Meinung: Söders feindliche Übernahme eines christlichen Symbols

Es wäre eine dem Selbstverständnis des Christentums und der christlichen Kirchen zuwiderlaufende Profanisierung des Kreuzes, wenn man es als bloßen Ausdruck abendländischer Tradition oder als kultisches Zeichen ohne spezifischen Glaubensbezug ansehen wollte.“ Das ist keine Reaktion eines wütenden Kirchenvertreters auf die Entscheidung des bayerischen Kabinetts vom Dienstag, Kreuze für alle öffentlichen Gebäude im Freistaat vorzuschreiben.
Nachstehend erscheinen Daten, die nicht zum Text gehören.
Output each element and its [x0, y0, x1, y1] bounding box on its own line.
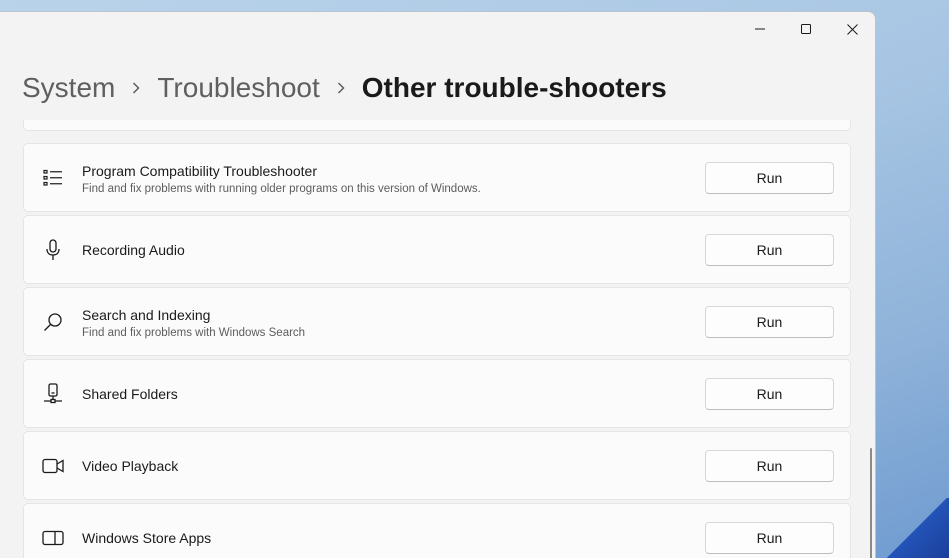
item-title: Video Playback: [82, 458, 179, 474]
run-search-indexing-button[interactable]: Run: [705, 306, 834, 338]
breadcrumb-troubleshoot[interactable]: Troubleshoot: [157, 72, 319, 104]
item-texts: Video Playback: [82, 458, 178, 474]
list-item-partial: [23, 120, 851, 131]
run-video-playback-button[interactable]: Run: [705, 450, 834, 482]
list-item-program-compatibility: Program Compatibility Troubleshooter Fin…: [23, 143, 851, 212]
run-windows-store-apps-button[interactable]: Run: [705, 522, 834, 554]
troubleshooter-list: Program Compatibility Troubleshooter Fin…: [23, 120, 851, 558]
item-description: Find and fix problems with Windows Searc…: [82, 327, 306, 339]
list-item-windows-store-apps: Windows Store Apps Run: [23, 503, 851, 558]
page-title: Other trouble-shooters: [361, 72, 667, 103]
item-texts: Search and Indexing Find and fix problem…: [82, 307, 305, 339]
item-title: Windows Store Apps: [82, 530, 212, 546]
close-icon: [846, 23, 858, 35]
close-button[interactable]: [829, 12, 875, 46]
item-texts: Recording Audio: [82, 242, 185, 258]
item-texts: Windows Store Apps: [82, 530, 211, 546]
list-icon: [40, 166, 66, 190]
caption-buttons: [737, 12, 875, 46]
vertical-scrollbar[interactable]: [870, 448, 872, 558]
run-shared-folders-button[interactable]: Run: [705, 378, 834, 410]
minimize-button[interactable]: [737, 12, 783, 46]
run-program-compatibility-button[interactable]: Run: [705, 162, 834, 194]
list-item-video-playback: Video Playback Run: [23, 431, 851, 500]
item-title: Recording Audio: [82, 242, 185, 258]
run-recording-audio-button[interactable]: Run: [705, 234, 834, 266]
minimize-icon: [755, 28, 765, 30]
item-texts: Program Compatibility Troubleshooter Fin…: [82, 163, 481, 195]
breadcrumb: System Troubleshoot Other trouble-shoote…: [22, 70, 667, 106]
app-window-icon: [40, 526, 66, 550]
item-description: Find and fix problems with running older…: [82, 183, 481, 195]
network-drive-icon: [40, 382, 66, 406]
video-camera-icon: [40, 454, 66, 478]
item-title: Search and Indexing: [82, 307, 211, 323]
item-title: Shared Folders: [82, 386, 178, 402]
chevron-right-icon: [115, 81, 157, 95]
list-item-search-indexing: Search and Indexing Find and fix problem…: [23, 287, 851, 356]
item-texts: Shared Folders: [82, 386, 178, 402]
maximize-icon: [801, 24, 811, 34]
breadcrumb-system[interactable]: System: [22, 72, 115, 104]
chevron-right-icon: [320, 81, 362, 95]
maximize-button[interactable]: [783, 12, 829, 46]
settings-window: System Troubleshoot Other trouble-shoote…: [0, 11, 876, 558]
item-title: Program Compatibility Troubleshooter: [82, 163, 317, 179]
list-item-recording-audio: Recording Audio Run: [23, 215, 851, 284]
list-item-shared-folders: Shared Folders Run: [23, 359, 851, 428]
wallpaper-accent: [869, 498, 949, 558]
microphone-icon: [40, 238, 66, 262]
search-icon: [40, 310, 66, 334]
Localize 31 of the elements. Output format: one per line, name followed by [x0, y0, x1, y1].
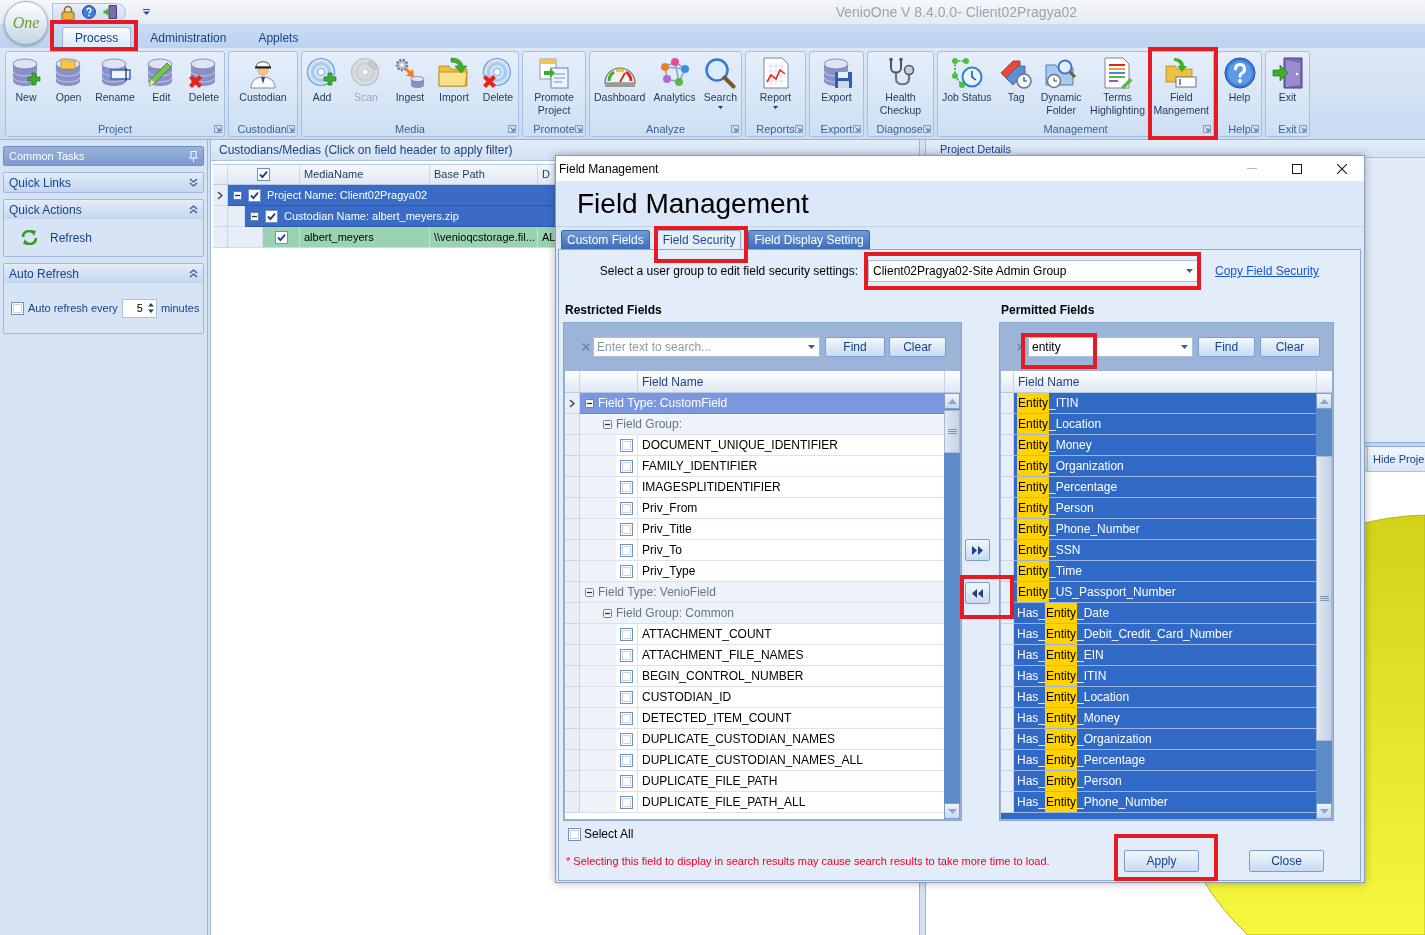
auto-refresh-label: Auto refresh every [28, 300, 118, 316]
user-group-label: Select a user group to edit field security settings: [599, 263, 858, 280]
group-label: Exit [1278, 122, 1297, 136]
group-label: Diagnose [876, 122, 923, 136]
table-cell: \\venioqcstorage.fil... [430, 227, 538, 248]
group-label: Reports [756, 122, 795, 136]
select-all-label: Select All [584, 826, 634, 843]
group-row-label: Custodian Name: albert_meyers.zip [284, 208, 459, 224]
tree-group-label: Field Type: VenioField [598, 584, 716, 601]
table-cell: albert_meyers [300, 227, 430, 248]
group-label: Promote [533, 122, 575, 136]
tree-group-label: Field Group: Common [616, 605, 735, 622]
tree-group-label: Field Group: [616, 416, 683, 433]
dialog-title: Field Management [559, 160, 659, 178]
pane-title: Common Tasks [9, 148, 85, 164]
panel-title: Custodians/Medias (Click on field header to apply filter) [219, 142, 513, 159]
tree-group-label: Field Type: CustomField [598, 395, 728, 412]
window-title: VenioOne V 8.4.0.0- Client02Pragya02 [835, 2, 1077, 22]
group-label: Media [395, 122, 425, 136]
group-label: Help [1228, 122, 1251, 136]
group-label: Project [97, 122, 133, 136]
minutes-label: minutes [160, 300, 200, 316]
group-label: Custodian [237, 122, 287, 136]
group-label: Management [1043, 122, 1108, 136]
group-label: Export [820, 122, 853, 136]
group-label: Analyze [645, 122, 686, 136]
section-title: Restricted Fields [565, 303, 662, 317]
group-row-label: Project Name: Client02Pragya02 [267, 187, 428, 203]
warning-note: * Selecting this field to display in search results may cause search results to take more time to load. [566, 854, 1050, 867]
section-title: Permitted Fields [1001, 302, 1095, 319]
panel-title: Project Details [940, 142, 1011, 155]
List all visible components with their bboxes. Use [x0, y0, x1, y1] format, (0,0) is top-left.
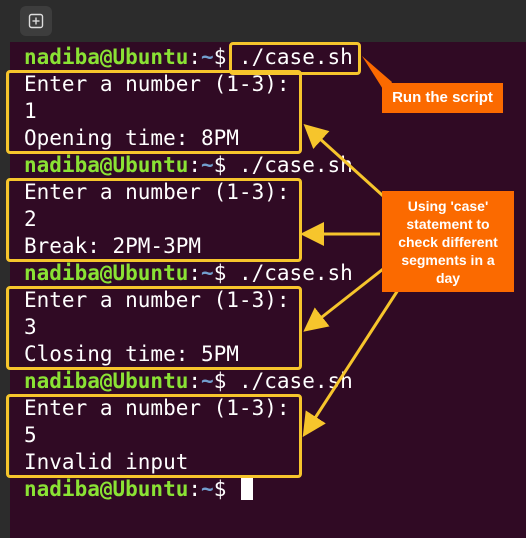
arrow-to-output-4 [302, 289, 400, 438]
arrow-to-output-1 [303, 123, 394, 206]
case-statement-callout: Using 'case' statement to check differen… [382, 191, 514, 292]
terminal-window: nadiba@Ubuntu:~$ ./case.sh Enter a numbe… [0, 0, 526, 538]
run-script-callout: Run the script [382, 83, 503, 113]
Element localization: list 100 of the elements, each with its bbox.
Markus Söder, Bayerischer Ministerpräsident (CSU), hängt ein Kreuz im Eingangsbereich der bayerischen Staatskanzlei auf.

Foto: Peter Kneffel

So formulierte es der Erste Senat des Bundesverfassungsgerichts in seinem Beschluss vom 16. Mai 1995, der in der Folge als Kruzifix-Urteil für helle Empörung sorgte — weil er in der Konsequenz die pauschal angeordnete Anbringung eines Kreuzes in Klassenräumen staatlicher Pflichtschulen als unvereinbar mit dem Grundgesetz einstufte.

Foto: Sergej Lepke

Die Bayern haben sich um die Karlsruher Entscheidung nie wirklich geschert. Ein neues Gesetz schrieb die Kreuze in den Schulen wieder im Grundsatz vor, ergänzt um eine Regelung für Konfliktfälle, die unter bestimmten Umständen auch das Abhängen zur Folge haben könnte. Gegriffen hat sie nur selten, die Kreuze hängen bis heute.

23 Jahre später dreht der neue Ministerpräsident Markus Söder das alte Rad weiter und degradiert das Kreuz dabei kaltschnäuzig zum Mitgliedsabzeichen bayerischer Kulturfolklore. „Das Kreuz ist nicht ein Zeichen einer Religion“ — schamloser hat noch kein Politiker die feindliche Übernahme des christlichen Kernsymbols betrieben, um damit bauernschlau das staatliche Neutralitätsgebot in Religionsfragen zu umgehen.

Dem Protestanten Söder ist ob dieser Gotteslästerung ein veritables katholisches Fegefeuer zur Läuterung zu wünschen. Dem Politiker Söder wäre ob seines wahlkampfgetriebenen Missbrauchs des Kreuzes zum Instrument der Abgrenzung ein Sturmlauf der Entrüstung zu wünschen, wie ihn vor 23 Jahren die Verfassungsrichter ereilte.

Das zumindest teilweise zu vernehmende diplomatische Gesäusel der Kirchen als Reaktion auf die bayerische Entscheidung ist in dieser Hinsicht so enttäuschend wie peinlich. Wer sich diese klebrige Umarmungsstrategie noch als Chance zur Wertediskussion und begrüßenswertes öffentliches Bekenntnis schönredet, verabschiedet sich endgültig in die Konturenlosigkeit. Das kann man dem Kreuz nicht nachsagen. Es steht für Gottes Mitleiden in der Welt und sein Versprechen der Erlösung. Und nicht für ein Votum in der bayerischen Wahlkabine.